Wir hatten gelernt, daß Tiere nicht spielen können, außer als Jungtiere, die sich im Jagen und Töten üben müssen. Ich glaubte es, bis ich während der Seilbahnauffahrt zum Lagazoui von 2000 auf 2800 m Höhe zusah, wie ein ausgewachsener Adler mit der ganzen Spannweite seiner Flügel, vor unsern Augen kreisend, sich mit uns in die Höhe erhob, oben über uns weiter kreiste, ohne auch nur einen einzigen Flügelschlag gemacht zu haben.
 
Daß Geschichte linear fortschreitet; ergo sich nicht wiederholt; auch das ist eine These, die heute noch gilt. Aber daran hatte ich schon viel früher nicht mehr geglaubt.
Vor einigen Tagen zeigten sie in den ZDF-Nachrichten Bilder, die mir aus alter Zeit sehr bekannt vorkamen: Da knieten irgendwo in Deutschland auf einem Truppenübungsplatz Jungen und Mädchen in Reih und Glied, das Gewehr im Anschlag - ihre Gesichter hatte das Fernsehen unkenntlich gemacht – und schossen nach Anleitung von Soldatenpädagogen (Pädagoge = griech. Jungenzieher) auf ein aus Pappmaché nachgebautes Kosovo-Dorf.

Wie sich die Bilder gleichen!
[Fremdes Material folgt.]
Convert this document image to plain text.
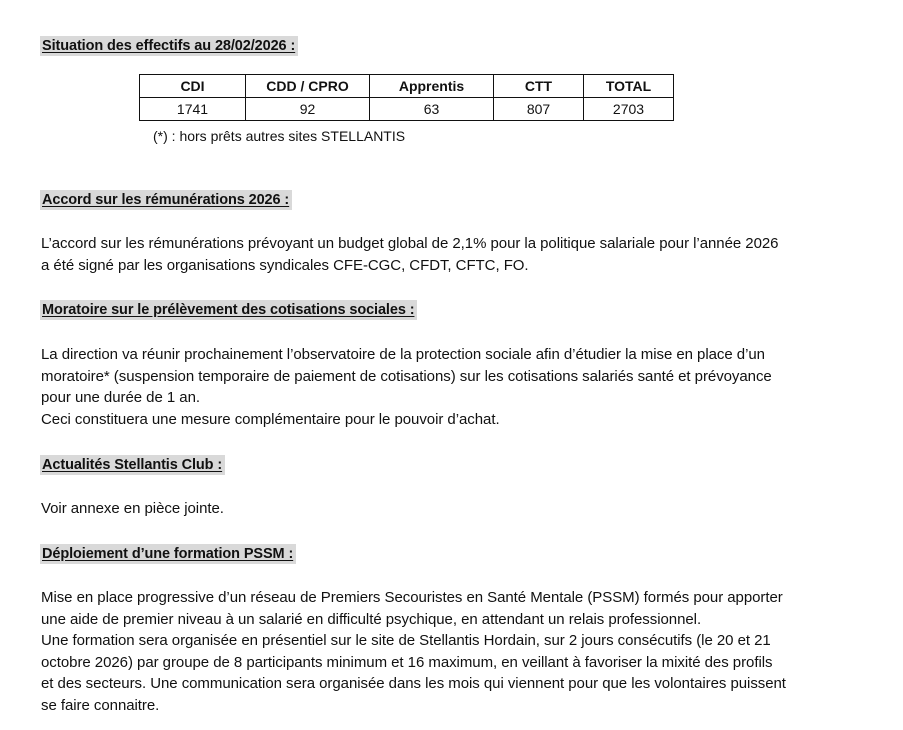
Situation des effectifs au 28/02/2026 :
CDI	CDD / CPRO	Apprentis	CTT	TOTAL
1741	92	63	807	2703
(*) : hors prêts autres sites STELLANTIS
Accord sur les rémunérations 2026 :
L’accord sur les rémunérations prévoyant un budget global de 2,1% pour la politique salariale pour l’année 2026
a été signé par les organisations syndicales CFE-CGC, CFDT, CFTC, FO.
Moratoire sur le prélèvement des cotisations sociales :
La direction va réunir prochainement l’observatoire de la protection sociale afin d’étudier la mise en place d’un
moratoire* (suspension temporaire de paiement de cotisations) sur les cotisations salariés santé et prévoyance
pour une durée de 1 an.
Ceci constituera une mesure complémentaire pour le pouvoir d’achat.
Actualités Stellantis Club :
Voir annexe en pièce jointe.
Déploiement d’une formation PSSM :
Mise en place progressive d’un réseau de Premiers Secouristes en Santé Mentale (PSSM) formés pour apporter
une aide de premier niveau à un salarié en difficulté psychique, en attendant un relais professionnel.
Une formation sera organisée en présentiel sur le site de Stellantis Hordain, sur 2 jours consécutifs (le 20 et 21
octobre 2026) par groupe de 8 participants minimum et 16 maximum, en veillant à favoriser la mixité des profils
et des secteurs. Une communication sera organisée dans les mois qui viennent pour que les volontaires puissent
se faire connaitre.
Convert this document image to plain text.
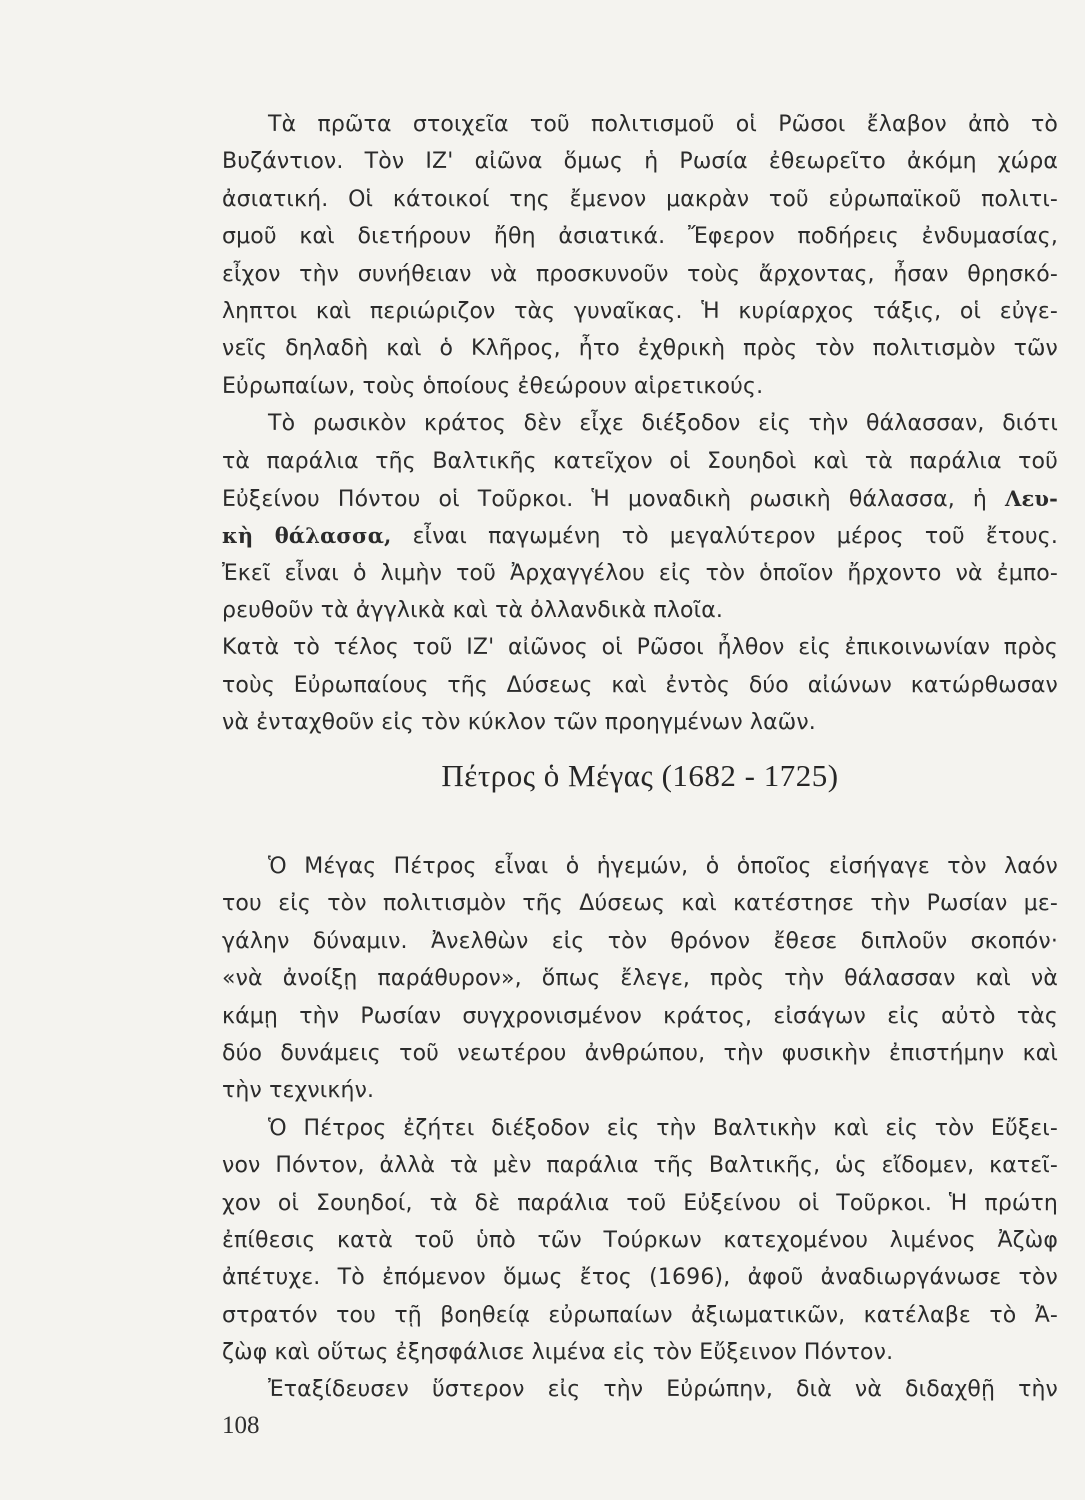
Τὰ πρῶτα στοιχεῖα τοῦ πολιτισμοῦ οἱ Ρῶσοι ἔλαβον ἀπὸ τὸ
Βυζάντιον. Τὸν ΙΖ' αἰῶνα ὅμως ἡ Ρωσία ἐθεωρεῖτο ἀκόμη χώρα
ἀσιατική. Οἱ κάτοικοί της ἔμενον μακρὰν τοῦ εὐρωπαϊκοῦ πολιτι-
σμοῦ καὶ διετήρουν ἤθη ἀσιατικά. Ἔφερον ποδήρεις ἐνδυμασίας,
εἶχον τὴν συνήθειαν νὰ προσκυνοῦν τοὺς ἄρχοντας, ἦσαν θρησκό-
ληπτοι καὶ περιώριζον τὰς γυναῖκας. Ἡ κυρίαρχος τάξις, οἱ εὐγε-
νεῖς δηλαδὴ καὶ ὁ Κλῆρος, ἦτο ἐχθρικὴ πρὸς τὸν πολιτισμὸν τῶν
Εὐρωπαίων, τοὺς ὁποίους ἐθεώρουν αἱρετικούς.
Τὸ ρωσικὸν κράτος δὲν εἶχε διέξοδον εἰς τὴν θάλασσαν, διότι
τὰ παράλια τῆς Βαλτικῆς κατεῖχον οἱ Σουηδοὶ καὶ τὰ παράλια τοῦ
Εὐξείνου Πόντου οἱ Τοῦρκοι. Ἡ μοναδικὴ ρωσικὴ θάλασσα, ἡ Λευ-
κὴ θάλασσα, εἶναι παγωμένη τὸ μεγαλύτερον μέρος τοῦ ἔτους.
Ἐκεῖ εἶναι ὁ λιμὴν τοῦ Ἀρχαγγέλου εἰς τὸν ὁποῖον ἤρχοντο νὰ ἐμπο-
ρευθοῦν τὰ ἀγγλικὰ καὶ τὰ ὀλλανδικὰ πλοῖα.
Κατὰ τὸ τέλος τοῦ ΙΖ' αἰῶνος οἱ Ρῶσοι ἦλθον εἰς ἐπικοινωνίαν πρὸς
τοὺς Εὐρωπαίους τῆς Δύσεως καὶ ἐντὸς δύο αἰώνων κατώρθωσαν
νὰ ἐνταχθοῦν εἰς τὸν κύκλον τῶν προηγμένων λαῶν.
Πέτρος ὁ Μέγας (1682 - 1725)
Ὁ Μέγας Πέτρος εἶναι ὁ ἡγεμών, ὁ ὁποῖος εἰσήγαγε τὸν λαόν
του εἰς τὸν πολιτισμὸν τῆς Δύσεως καὶ κατέστησε τὴν Ρωσίαν με-
γάλην δύναμιν. Ἀνελθὼν εἰς τὸν θρόνον ἔθεσε διπλοῦν σκοπόν·
«νὰ ἀνοίξῃ παράθυρον», ὅπως ἔλεγε, πρὸς τὴν θάλασσαν καὶ νὰ
κάμῃ τὴν Ρωσίαν συγχρονισμένον κράτος, εἰσάγων εἰς αὐτὸ τὰς
δύο δυνάμεις τοῦ νεωτέρου ἀνθρώπου, τὴν φυσικὴν ἐπιστήμην καὶ
τὴν τεχνικήν.
Ὁ Πέτρος ἐζήτει διέξοδον εἰς τὴν Βαλτικὴν καὶ εἰς τὸν Εὔξει-
νον Πόντον, ἀλλὰ τὰ μὲν παράλια τῆς Βαλτικῆς, ὡς εἴδομεν, κατεῖ-
χον οἱ Σουηδοί, τὰ δὲ παράλια τοῦ Εὐξείνου οἱ Τοῦρκοι. Ἡ πρώτη
ἐπίθεσις κατὰ τοῦ ὑπὸ τῶν Τούρκων κατεχομένου λιμένος Ἀζὼφ
ἀπέτυχε. Τὸ ἐπόμενον ὅμως ἔτος (1696), ἀφοῦ ἀναδιωργάνωσε τὸν
στρατόν του τῇ βοηθείᾳ εὐρωπαίων ἀξιωματικῶν, κατέλαβε τὸ Ἀ-
ζὼφ καὶ οὕτως ἐξησφάλισε λιμένα εἰς τὸν Εὔξεινον Πόντον.
Ἐταξίδευσεν ὕστερον εἰς τὴν Εὐρώπην, διὰ νὰ διδαχθῇ τὴν
108
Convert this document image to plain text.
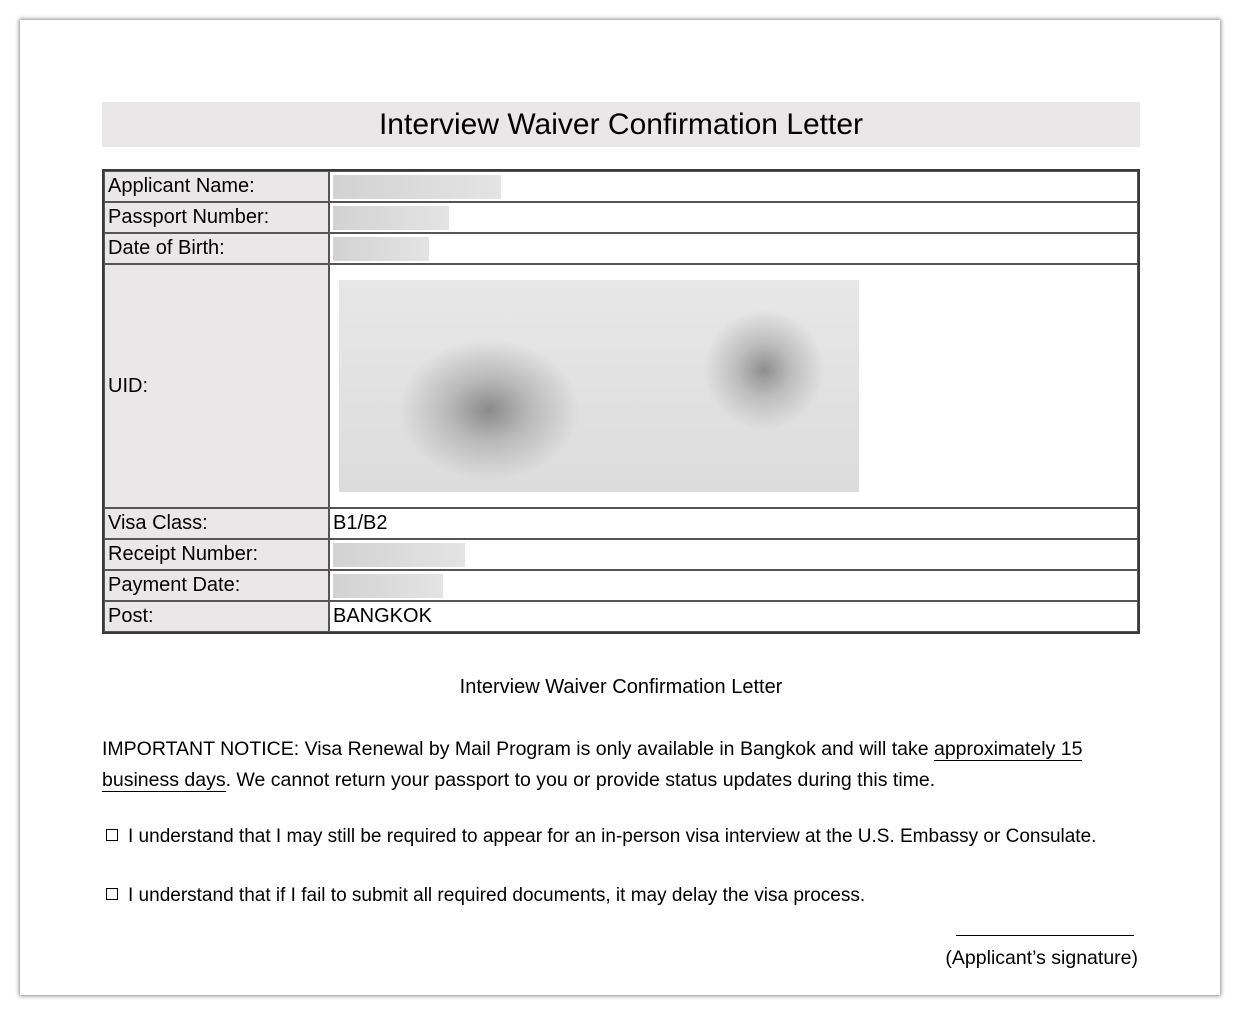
Interview Waiver Confirmation Letter
Applicant Name:	
Passport Number:	
Date of Birth:	
UID:	

Visa Class:	B1/B2
Receipt Number:	
Payment Date:	
Post:	BANGKOK
Interview Waiver Confirmation Letter
IMPORTANT NOTICE: Visa Renewal by Mail Program is only available in Bangkok and will take approximately 15
business days. We cannot return your passport to you or provide status updates during this time.
I understand that I may still be required to appear for an in-person visa interview at the U.S. Embassy or Consulate.
I understand that if I fail to submit all required documents, it may delay the visa process.
(Applicant’s signature)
Diese Bilder, der Rauch aus den Gewehrläufen und das Knallen, all das kam mir so bekannt vor, obwohl das selbst Erlebte genau 71 Jahre her ist.
Mitte März 1940, an einem heiteren Sonntag, besuchte ich, neunjährig, mit Mutter unsern Vater, den Obergefreiten Willi Engel in den Kasernen von Kaiserslautern, wo junge Männer für den Fronteinsatz ausgebildet wurden. An diesem sogenannten „Tag der Deutschen Wehrmacht“ brachte man uns Kindern das Reiten auf schnellen Pferden bei, das Fahren im offenen Geländewagen, das Abziehen und Zielwerfen von Handgranaten sowie das  Schießen mit Kleinkalibergewehren. Wir zielten und drückten ab auf aufgemalte Soldatenköpfe, die sich dadurch auszeichneten, daß sie andere Stahlhelme trugen als unsere Truppen.
Ganz begeistert kehrte ich in mein kleines Dorf an der Unteren Saar zurück, wo ich ein Jahr später die braune Uniform fürs Jungvolk bekam. Und als  sich im Oktober 1944 die Alliierten unserm Grenzfluß näherten, da betete ich zu Gott, der Krieg möge noch eine Weile dauern, damit ich noch zum Fronteinsatz kommen könnte.